CADDO & CHOCTAW RAILROAD. We are definitely advised that since the submission of this proceeding the tap line known as the Caddo & Choctaw Railroad has been taken over by the Memphis, Dallas & Gulf, another tap line that is party to the record and which is hereinafter discussed. We shall therefore make only a brief statement of the principal facts shown of record with respect to the Caddo & Choctaw. It was incorporated in 1.907, and the first 4 miles of its track connecting with the Iron Mountain at Rosboro, Ark., and extending into the woods was constructed. In addition to this track, the Caddo River Lumber Company, in whose interest the tap line was incorporated and owned, had an unincorporated logging track about 2 miles in length. Subsequently extensions of the tap line were laid, until at the time of the hearing it had about 14 miles of track running from Rosboro to a point known as Cooper, about a mile and a half from a town of 500 people known as Daisy. The statement on the record was that the people of Daisy were moving over to Cooper. Each holder of two shares of the Caddo River Lumber Company held one share in the railroad corporation. The latter was indebted to the lumber company in a sum exceeding $100,000 for money advanced for the construction of the line.

The mill of the lumber company was about one-fourth of a mile from the Iron Mountain station at Rosboro. It had at the time of the hearing several miles of unincorporated logging tracks connecting with the tap line at various points. The tap line had 1 loco-motive and 18 cars, used chiefly in hauling the logs to the mill, for which service a charge of 50 cents per 1,000 feet, log scale, was made against the lumber company, there being no tariff covering the charge. The tap line also switched the lumber from the mill to the Iron Mountain, and received out of the earnings of that company a division of 4 cents per 100 pounds, except to a limited territory, where the division was only 2 cents. On shipments to points within the state of Arkansas the tap line's charge of 4 cents was added to the rate of the Iron Mountain, there being no joint rate.

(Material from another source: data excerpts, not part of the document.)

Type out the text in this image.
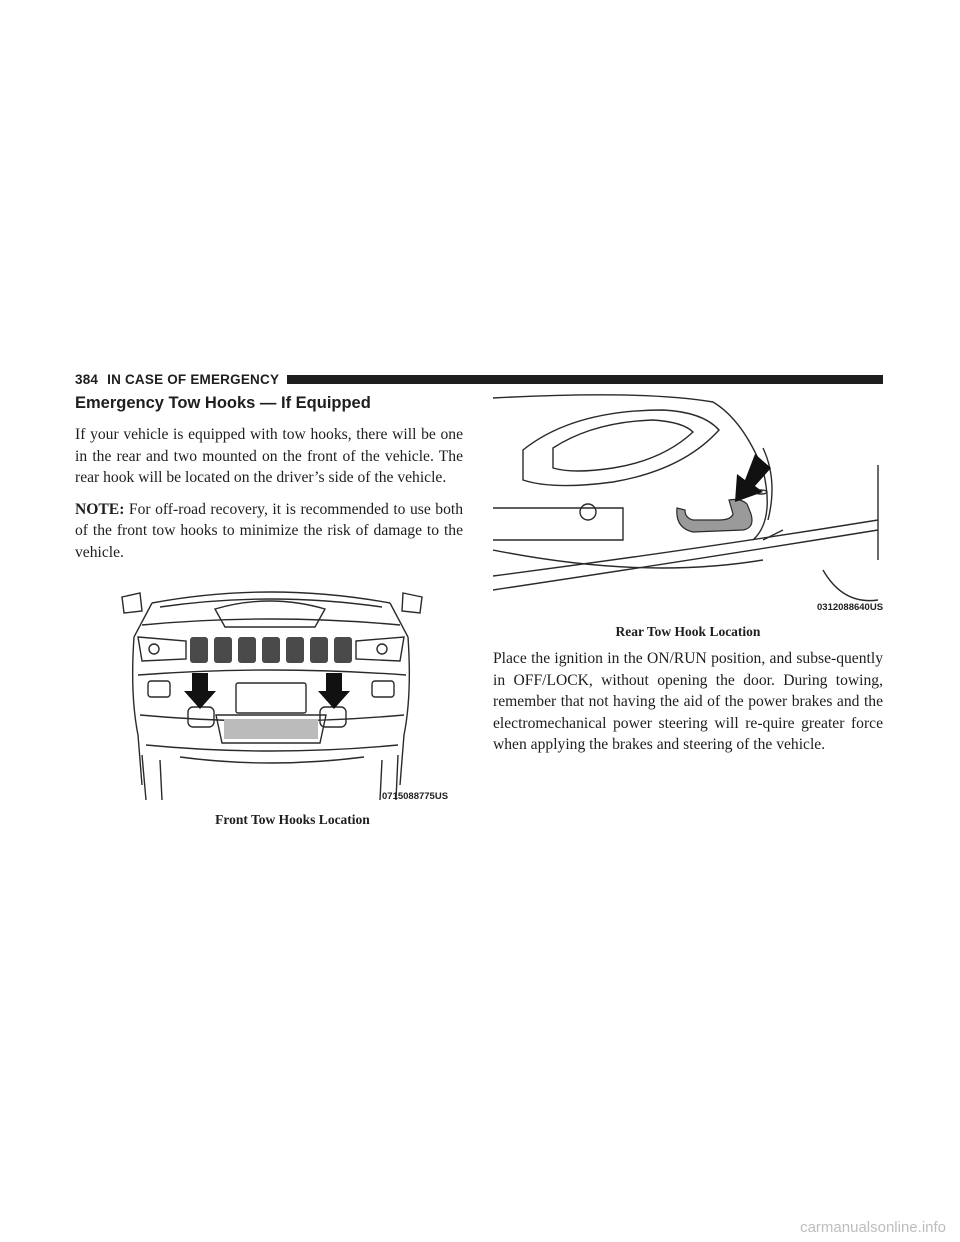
384 IN CASE OF EMERGENCY
Emergency Tow Hooks — If Equipped

If your vehicle is equipped with tow hooks, there will be one in the rear and two mounted on the front of the vehicle. The rear hook will be located on the driver’s side of the vehicle.

NOTE: For off-road recovery, it is recommended to use both of the front tow hooks to minimize the risk of damage to the vehicle.

0715088775US
Front Tow Hooks Location
0312088640US
Rear Tow Hook Location

Place the ignition in the ON/RUN position, and subse-quently in OFF/LOCK, without opening the door. During towing, remember that not having the aid of the power brakes and the electromechanical power steering will re-quire greater force when applying the brakes and steering of the vehicle.

carmanualsonline.info
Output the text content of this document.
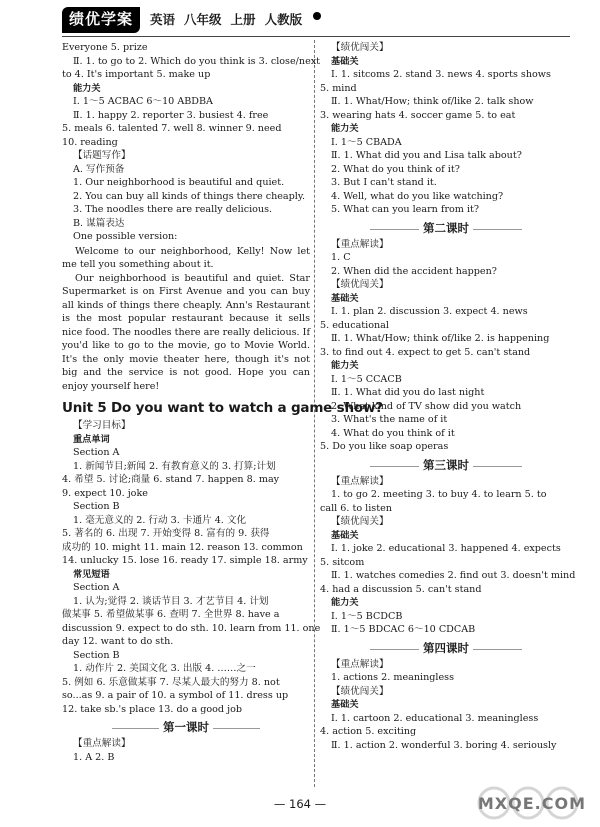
绩优学案	英语 八年级 上册 人教版
Everyone 5. prize
Ⅱ. 1. to go to 2. Which do you think is 3. close/next
to 4. It's important 5. make up
能力关
Ⅰ. 1～5 ACBAC 6～10 ABDBA
Ⅱ. 1. happy 2. reporter 3. busiest 4. free
5. meals 6. talented 7. well 8. winner 9. need
10. reading
【话题写作】
A. 写作预备
1. Our neighborhood is beautiful and quiet.
2. You can buy all kinds of things there cheaply.
3. The noodles there are really delicious.
B. 谋篇表达
One possible version:
Welcome to our neighborhood, Kelly! Now let me tell you something about it.
Our neighborhood is beautiful and quiet. Star Supermarket is on First Avenue and you can buy all kinds of things there cheaply. Ann's Restaurant is the most popular restaurant because it sells nice food. The noodles there are really delicious. If you'd like to go to the movie, go to Movie World. It's the only movie theater here, though it's not big and the service is not good. Hope you can enjoy yourself here!
Unit 5 Do you want to watch a game show?
【学习目标】
重点单词
Section A
1. 新闻节目;新闻 2. 有教育意义的 3. 打算;计划
4. 希望 5. 讨论;商量 6. stand 7. happen 8. may
9. expect 10. joke
Section B
1. 毫无意义的 2. 行动 3. 卡通片 4. 文化
5. 著名的 6. 出现 7. 开始变得 8. 富有的 9. 获得
成功的 10. might 11. main 12. reason 13. common
14. unlucky 15. lose 16. ready 17. simple 18. army
常见短语
Section A
1. 认为;觉得 2. 谈话节目 3. 才艺节目 4. 计划
做某事 5. 希望做某事 6. 查明 7. 全世界 8. have a
discussion 9. expect to do sth. 10. learn from 11. one
day 12. want to do sth.
Section B
1. 动作片 2. 美国文化 3. 出版 4. ……之一
5. 例如 6. 乐意做某事 7. 尽某人最大的努力 8. not
so...as 9. a pair of 10. a symbol of 11. dress up
12. take sb.'s place 13. do a good job
第一课时
【重点解读】
1. A 2. B
【绩优闯关】
基础关
Ⅰ. 1. sitcoms 2. stand 3. news 4. sports shows
5. mind
Ⅱ. 1. What/How; think of/like 2. talk show
3. wearing hats 4. soccer game 5. to eat
能力关
Ⅰ. 1～5 CBADA
Ⅱ. 1. What did you and Lisa talk about?
2. What do you think of it?
3. But I can't stand it.
4. Well, what do you like watching?
5. What can you learn from it?
第二课时
【重点解读】
1. C
2. When did the accident happen?
【绩优闯关】
基础关
Ⅰ. 1. plan 2. discussion 3. expect 4. news
5. educational
Ⅱ. 1. What/How; think of/like 2. is happening
3. to find out 4. expect to get 5. can't stand
能力关
Ⅰ. 1～5 CCACB
Ⅱ. 1. What did you do last night
2. What kind of TV show did you watch
3. What's the name of it
4. What do you think of it
5. Do you like soap operas
第三课时
【重点解读】
1. to go 2. meeting 3. to buy 4. to learn 5. to
call 6. to listen
【绩优闯关】
基础关
Ⅰ. 1. joke 2. educational 3. happened 4. expects
5. sitcom
Ⅱ. 1. watches comedies 2. find out 3. doesn't mind
4. had a discussion 5. can't stand
能力关
Ⅰ. 1～5 BCDCB
Ⅱ. 1～5 BDCAC 6～10 CDCAB
第四课时
【重点解读】
1. actions 2. meaningless
【绩优闯关】
基础关
Ⅰ. 1. cartoon 2. educational 3. meaningless
4. action 5. exciting
Ⅱ. 1. action 2. wonderful 3. boring 4. seriously
— 164 —	MXQE.COM
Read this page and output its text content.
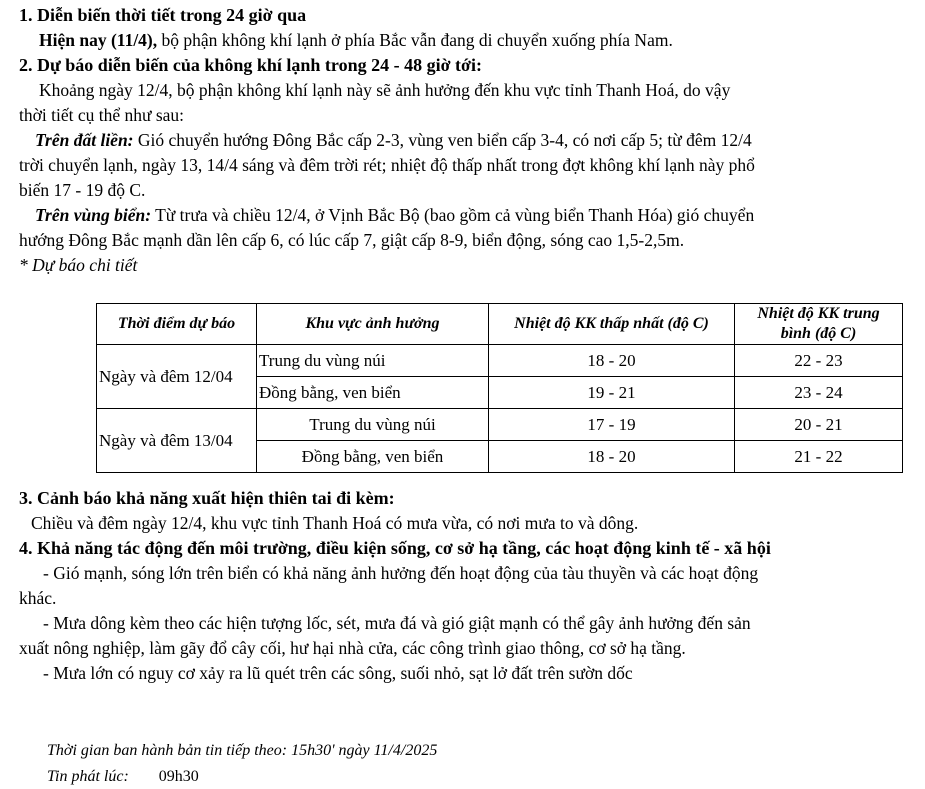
1. Diễn biến thời tiết trong 24 giờ qua

Hiện nay (11/4), bộ phận không khí lạnh ở phía Bắc vẫn đang di chuyển xuống phía Nam.

2. Dự báo diễn biến của không khí lạnh trong 24 - 48 giờ tới:

Khoảng ngày 12/4, bộ phận không khí lạnh này sẽ ảnh hưởng đến khu vực tỉnh Thanh Hoá, do vậy

thời tiết cụ thể như sau:

Trên đất liền: Gió chuyển hướng Đông Bắc cấp 2-3, vùng ven biển cấp 3-4, có nơi cấp 5; từ đêm 12/4

trời chuyển lạnh, ngày 13, 14/4 sáng và đêm trời rét; nhiệt độ thấp nhất trong đợt không khí lạnh này phổ

biến 17 - 19 độ C.

Trên vùng biển: Từ trưa và chiều 12/4, ở Vịnh Bắc Bộ (bao gồm cả vùng biển Thanh Hóa) gió chuyển

hướng Đông Bắc mạnh dần lên cấp 6, có lúc cấp 7, giật cấp 8-9, biển động, sóng cao 1,5-2,5m.

* Dự báo chi tiết

Thời điểm dự báo	Khu vực ảnh hưởng	Nhiệt độ KK thấp nhất (độ C)	Nhiệt độ KK trung
bình (độ C)
Ngày và đêm 12/04	Trung du vùng núi	18 - 20	22 - 23
	Đồng bằng, ven biển	19 - 21	23 - 24
Ngày và đêm 13/04	Trung du vùng núi	17 - 19	20 - 21
	Đồng bằng, ven biển	18 - 20	21 - 22
3. Cảnh báo khả năng xuất hiện thiên tai đi kèm:

Chiều và đêm ngày 12/4, khu vực tỉnh Thanh Hoá có mưa vừa, có nơi mưa to và dông.

4. Khả năng tác động đến môi trường, điều kiện sống, cơ sở hạ tầng, các hoạt động kinh tế - xã hội

- Gió mạnh, sóng lớn trên biển có khả năng ảnh hưởng đến hoạt động của tàu thuyền và các hoạt động

khác.

- Mưa dông kèm theo các hiện tượng lốc, sét, mưa đá và gió giật mạnh có thể gây ảnh hưởng đến sản

xuất nông nghiệp, làm gãy đổ cây cối, hư hại nhà cửa, các công trình giao thông, cơ sở hạ tầng.

- Mưa lớn có nguy cơ xảy ra lũ quét trên các sông, suối nhỏ, sạt lở đất trên sườn dốc

Thời gian ban hành bản tin tiếp theo: 15h30' ngày 11/4/2025
Tin phát lúc: 09h30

The record indicates that no logs were hauled for others than the controlling company, but there were a few outside shippers of staves, etc. Out of its total traffic of 150,000 tons for the fiscal year ending June 30, 1910, more than 95 per cent was the logs and lumber of the proprietary company. Very little merchandise freight was handled and no charge was assessed on less-than-carload movements. There were two or three carloads of fertilizer, cottonseed meal, and cake. A single log train was run daily in each direction, on which passengers were permitted to ride at their own risk, without charge. Out of the aggregate earnings of $19,688.62 for the fiscal year 1909, only $27.96 accrued on traffic in which the lumber company was not directly interested. The following year the operating revenue was $24,550.53. It files annual reports with the Commission.

As its facilities and practices are described on the record, it is apparent that the Caddo & Choctaw was nothing more or less than a facility of the plant of the Caddo River Lumber Company.

In disposing of its ownership of this tap line the Caddo River Lumber Company reserved a trackage right over it for its own logging trains, and in this manner the lumber company continues to haul logs from its forest to its mill. That is our information, and we do not understand that it receives any allowance out of the rate. If, as probably is the case, the Memphis, Dallas & Gulf switches the lumber from the mill to the Iron Mountain rails, it is entitled to receive for the service nothing beyond a reasonable switching charge, which we fix at $1.50 a car.